= Joseph Alphonso Pierce =

American mathematician and statistician

Joseph Alphonso Pierce Sr. (August 10, 1902 – September 18, 1969) was an African American mathematician and statistician. He was one of the first African Americans to earn a PhD in mathematics in the United States. He was an educator who had a long career as teacher, administrator, and researcher.

== Early life and education ==
Joseph Alphonso Pierce was born August 10, 1902, in Waycross, Georgia. He was the son of William Arthur Pierce, a Methodist minister, and Fannie McGraw. He was orphaned at an early age and was raised by his uncle Joseph McGraw. He received his early education from public schools in Georgia.

He receiving his bachelor's degree in social science from Atlanta University in 1925. Pierce got his master's degree in mathematics from Atlanta University in 1930 and earned a Ph.D. from the University of Michigan in 1938 with the dissertation "A Study of a Universe of N Finite Populations with Application to Moment-Function Adjustments for Grouped Data" under advisor Harry C. Carver.

== Career ==
Pierce began his career at Texas College in Tyler, Texas where he was an instructor in the Mathematics Department from 1925 to 1927. Having played college varsity football at Atlanta University, Pierce also was an assistant coach for the football team there. He then spent two years, from 1927 to 1929, as a math teacher at Booker T. Washington High School in Atlanta, Georgia. After receiving his master's in 1930, Pierce took a position as a professor of mathematics at Wiley College in Marshall, Texas. It was here that he began to work on his PhD. During this period, with his wife, Dr. Juanita G. Pierce, he had one son (Joseph Alphonso Pierce Jr.). Upon earning his PhD in 1938, Joseph Pierce returned to Atlanta University where he taught math and statistics and also served as the chair of the Department of Mathematics. In 1948 Pierce moved to Texas State College for Negroes (later to become Texas Southern University) in Houston, where he was professor of mathematics from 1948 to 1954, head of the Mathematics Department from 1948 to 1957, and chair of the Division of Natural Physical Sciences. He continued to progress at the university, eventually becoming the Dean of the Graduate School in 195. Pierce continued to teach and be involved in various ways at Texas Southern for many years until 1967 when he was elected President of the university. He was also a consultant to NASA for a period of two years (1967–1968).

=== Negro Business and Business Education ===
While in Atlanta (1944–1946), Pierce was appointed research director of a large study of African American businesses and business opportunities sponsored by Atlanta University. He later published the results of this study and more in his book Negro Business and Business Education: Their Present and Prospective Development (1947). Although he was a talented mathematician and statistician, Joseph Pierce was most known for this work.

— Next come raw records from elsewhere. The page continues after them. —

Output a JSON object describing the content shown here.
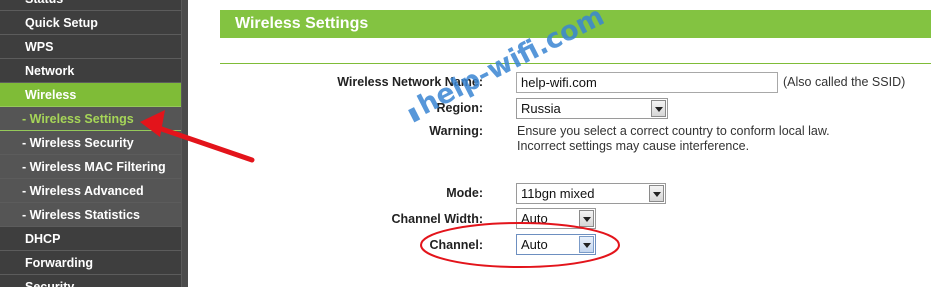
{
  "sidebar": {
    "items": [
      {
        "label": "Status",
        "type": "main",
        "active": false
      },
      {
        "label": "Quick Setup",
        "type": "main",
        "active": false
      },
      {
        "label": "WPS",
        "type": "main",
        "active": false
      },
      {
        "label": "Network",
        "type": "main",
        "active": false
      },
      {
        "label": "Wireless",
        "type": "main",
        "active": true
      },
      {
        "label": "- Wireless Settings",
        "type": "sub",
        "active": true
      },
      {
        "label": "- Wireless Security",
        "type": "sub",
        "active": false
      },
      {
        "label": "- Wireless MAC Filtering",
        "type": "sub",
        "active": false
      },
      {
        "label": "- Wireless Advanced",
        "type": "sub",
        "active": false
      },
      {
        "label": "- Wireless Statistics",
        "type": "sub",
        "active": false
      },
      {
        "label": "DHCP",
        "type": "main",
        "active": false
      },
      {
        "label": "Forwarding",
        "type": "main",
        "active": false
      },
      {
        "label": "Security",
        "type": "main",
        "active": false
      }
    ]
  },
  "page": {
    "title": "Wireless Settings"
  },
  "form": {
    "network_name_label": "Wireless Network Name:",
    "network_name_value": "help-wifi.com",
    "network_name_note": "(Also called the SSID)",
    "region_label": "Region:",
    "region_value": "Russia",
    "warning_label": "Warning:",
    "warning_line1": "Ensure you select a correct country to conform local law.",
    "warning_line2": "Incorrect settings may cause interference.",
    "mode_label": "Mode:",
    "mode_value": "11bgn mixed",
    "channel_width_label": "Channel Width:",
    "channel_width_value": "Auto",
    "channel_label": "Channel:",
    "channel_value": "Auto"
  },
  "watermark": {
    "text": "help-wifi.com"
  },
  "colors": {
    "accent_green": "#83c341",
    "active_sub_text": "#a6d558",
    "annotation_red": "#e3141b",
    "watermark_blue": "#3a86d3"
  }
}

What he found was that black owned businesses captured a very small percentage of what could be their potential patronage. He saw that 99 percent of black customers bought clothes and shoes from white-owned businesses and that only 28 percent of black people went to black-owned grocery stores. Causes for this ranged from lack of sales promotion, inadequate business training, and subpar record-keeping on the part of black business owners.

This book was quite influential and laid the groundwork for Atlanta University to establish a graduate School of Business Administration. Pierce spent the better part of the rest of his life dedicating himself to the cause of enlarging job opportunities for African Americans and cooperating with local universities to improve services to the black community. He regularly encouraged black business leaders to look for new areas of growth and to strive to serve the needs of the black consumer so as to keep the wealth within the community.

== Accomplishments ==
As noted before, Pierce was most famously known for his publication of Negro Business and Business Education: Their Present and Prospective Development. Along with that, Pierce was a member of Sigma Xi, Beta Kappa Chi, and Alpha Phi Alpha fraternity. He was also a member of the Institute of Mathematical Statistics, the American Statistical Association, the National Institute of Science, the Texas State Teachers Association, the American Mathematical Society, and the National Education Association.

== Publications ==

=== Academic papers ===
- Pierce, Joseph. On the Summation of Progressions Useful in Time Series Analysis, Journal of the American Statistical Association 39 (1944), 387–89.
- Pierce, Joseph. Correction Formulas for Moments of a Grouped-Distribution of Discrete Variates, Journal of the American Statistical Association 38 (1943), 57–62.
- Pierce, Joseph. A Study of a Universe of n Finite Populations with Application to Moment-Function Adjustments for Grouped Data, Annals of Mathematical Statistics 11, no. 3 (1940). 311–34.

=== Books ===
- Edmondson, Ralph A. and Pierce, Joseph A., Elementary Mathematics and Applications (1934)
- Edmondson, Ralph A. and Pierce, Joseph A. Introductory College Mathematics and Applications (1937).
- Pierce, Joseph A. The Atlanta Negro: A Collection of Data on the Negro Population of Atlanta, Georgia (1940).